KNOW THE DATES! When handling an arraignment calendar, figure out the 30th and 45th days before the calendar starts, AND WRITE THEM DOWN. Counting the dates is easy. Remember that CCP § 12 says that in counting days, you don’t count the first day, but you do count the last day. So you can easily count days on a calendar. For a 30 day period, you go straight down 4 weeks (28 days) and over 2. 45 days is 6 weeks (42 days) plus 3 days. It is good practice for the arraigning attorney to prominently note the last day on the file so subsequent attorneys know what it is without having to count days again.
Examples: Arraignment, in custody, on Wednesday, May 14, 2008. Four Wednesdays later is Wednesday, 6/11/08; add 2 days for a last day of Friday, 6/13/08.
Same arraignment, out of custody: Six Wednesdays (42 days) after 5/14 is Wednesday, 6/25/08; add 3 days to make 45, and you are at Saturday, 6/14/08. Because Saturday and Sunday are “holidays” for the purposes of counting days, the last day becomes Monday, 6/16/08. (CCP § 12a.)
CUSTODY STATUS FOR § 1382 PURPOSES. Courts, clerks, and lawyers sometimes get confused over whether a defendant is in custody or out of custody when the defendant is in custody at the start of the arraignment but is released OR when arraigned. This should be a no-brainer – the defendant’s custody status is IN CUSTODY and the 30 day time period applies. (See People v. Baca (1989) 211 Cal.App.3d 675; Cal. Crim. Law, Proc. & Pract. (CEB 2007) §19.18, P 515.)

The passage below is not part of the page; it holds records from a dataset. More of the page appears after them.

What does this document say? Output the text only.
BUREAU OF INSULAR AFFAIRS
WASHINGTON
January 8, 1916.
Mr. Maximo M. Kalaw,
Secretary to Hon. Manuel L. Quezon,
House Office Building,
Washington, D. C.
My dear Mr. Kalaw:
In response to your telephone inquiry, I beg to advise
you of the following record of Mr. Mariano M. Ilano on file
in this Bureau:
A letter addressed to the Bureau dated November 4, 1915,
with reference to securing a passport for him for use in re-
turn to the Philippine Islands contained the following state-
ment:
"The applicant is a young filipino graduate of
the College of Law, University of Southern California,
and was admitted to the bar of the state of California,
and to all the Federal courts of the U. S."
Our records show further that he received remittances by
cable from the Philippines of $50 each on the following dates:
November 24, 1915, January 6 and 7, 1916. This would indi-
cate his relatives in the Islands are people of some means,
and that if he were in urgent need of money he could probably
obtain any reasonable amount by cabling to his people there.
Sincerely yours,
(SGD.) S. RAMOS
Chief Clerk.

WHAT TO DO WHEN TRIAL IS SET BEYOND § 1382 TIME. Simple, just object. Don’t make a big deal or try to get the court to change the date, just say “Defendant objects to the trial date.” If asked why, say, “It’s beyond § 1382 time.” You don’t want to get into a detailed discussion or argument with the arraignment judge. In fact, you want the date to stay unchanged so you can get the case dismissed. Then you file a motion to dismiss under § 1382 to be heard as soon after time runs as possible. Make sure the minutes include your objection. Failure to object to a setting beyond time is deemed to be consent to the trial date and triggers the 10-day grace period beyond that. (§ 1382, subd. (a)(3)(B).)